Identifying a location for data products was critical to ensure the results had a lifespan beyond the research paper and that they could have the largest potential impact to inform future management response to red tide. A GitHub repository (figure 5.6) was created to include supplementary material for the manuscript (in review at the time of writing). The content includes anonymized tweet data (Secure_Tweets_data.csv), vocabularies for the sentiment analysis, and R code to run the sentiment analysis. A permanent DOI was also created that linked the repository to the Zenodo archiving service. The repository was listed in the supplementary text for the manuscript to clearly point readers to actual content used for the analysis to facilitate follow-up research.
This example is important because it represents the common scenario of identifying an important contribution at the completion of a project. Like the other case studies, the concept of something is better than nothing was discussed between the TBEP and project leads. At the completion of the project it was clear that documenting and curating all datasets was impractical and the conversation focused on identifying which components of this work were most important for promoting additional research and informing management actions. Because the application of analysis methods was novel for red tide events, data curation focused on documenting the workflow for tweet analysis and ensuring the lexicon was findable and accessible by others. This was a deliberate attempt to seed additional research on a topic that has not been well-studied.

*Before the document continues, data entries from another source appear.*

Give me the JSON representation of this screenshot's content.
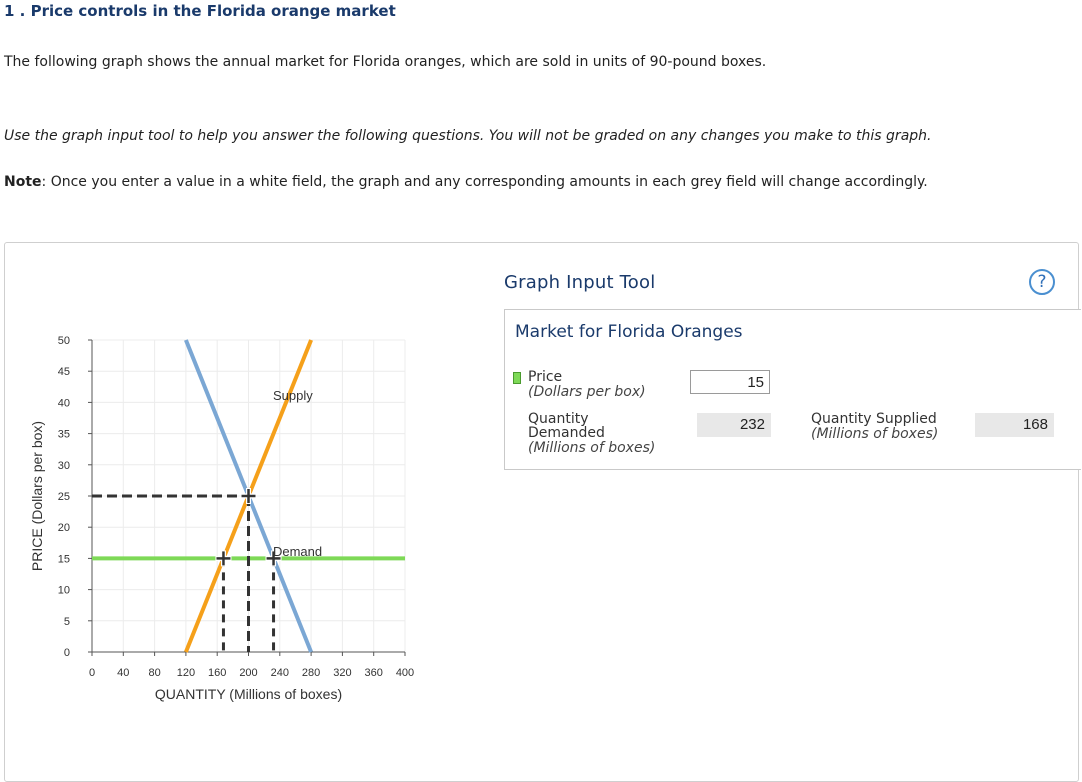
{
  "question": {
    "title": "1 . Price controls in the Florida orange market",
    "intro": "The following graph shows the annual market for Florida oranges, which are sold in units of 90-pound boxes.",
    "instructions": "Use the graph input tool to help you answer the following questions. You will not be graded on any changes you make to this graph.",
    "note_label": "Note",
    "note_text": ": Once you enter a value in a white field, the graph and any corresponding amounts in each grey field will change accordingly."
  },
  "tool": {
    "title": "Graph Input Tool",
    "help_icon": "question-circle-icon",
    "help_symbol": "?",
    "market_heading": "Market for Florida Oranges",
    "price_label": "Price",
    "price_unit": "(Dollars per box)",
    "price_value": "15",
    "qd_label_1": "Quantity",
    "qd_label_2": "Demanded",
    "qd_unit": "(Millions of boxes)",
    "qd_value": "232",
    "qs_label": "Quantity Supplied",
    "qs_unit": "(Millions of boxes)",
    "qs_value": "168",
    "price_line_color": "#7ed957"
  },
  "chart_data": {
    "type": "line",
    "xlabel": "QUANTITY (Millions of boxes)",
    "ylabel": "PRICE (Dollars per box)",
    "xlim": [
      0,
      400
    ],
    "ylim": [
      0,
      50
    ],
    "x_ticks": [
      0,
      40,
      80,
      120,
      160,
      200,
      240,
      280,
      320,
      360,
      400
    ],
    "y_ticks": [
      0,
      5,
      10,
      15,
      20,
      25,
      30,
      35,
      40,
      45,
      50
    ],
    "grid": true,
    "series": [
      {
        "name": "Supply",
        "color": "#f5a01a",
        "points": [
          [
            120,
            0
          ],
          [
            280,
            50
          ]
        ]
      },
      {
        "name": "Demand",
        "color": "#7ba7d4",
        "points": [
          [
            120,
            50
          ],
          [
            280,
            0
          ]
        ]
      },
      {
        "name": "Price",
        "color": "#7ed957",
        "points": [
          [
            0,
            15
          ],
          [
            400,
            15
          ]
        ]
      }
    ],
    "equilibrium": {
      "x": 200,
      "y": 25
    },
    "price_control": {
      "price": 15,
      "quantity_supplied": 168,
      "quantity_demanded": 232
    },
    "curve_labels": [
      {
        "text": "Supply",
        "x": 230,
        "y": 41
      },
      {
        "text": "Demand",
        "x": 230,
        "y": 16
      }
    ]
  }
}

This project also emphasizes an important point of concern for open data. Tweets include personally identifiable information that can be used to link individuals to user names and geographic locations. Although users consent to use of personal data when they sign up for Twitter, the ethics of using this information for research is a gray area that has no clearly defined rules (Zipper et al. 2019). Tweet data can be considered “passive” in that they are posted online by users without the intent or knowledge that this information could be used for research. This may suggest that users may reconsider or behave differently if made aware that their data are used for these purposes. In the absence of strict guidance from Twitter, researchers have an obligation to “self-regulate” the use of these data by ensuring personal information is cleaned from the data before analysis. The anonymized datasets provided on our repository reflect these principles.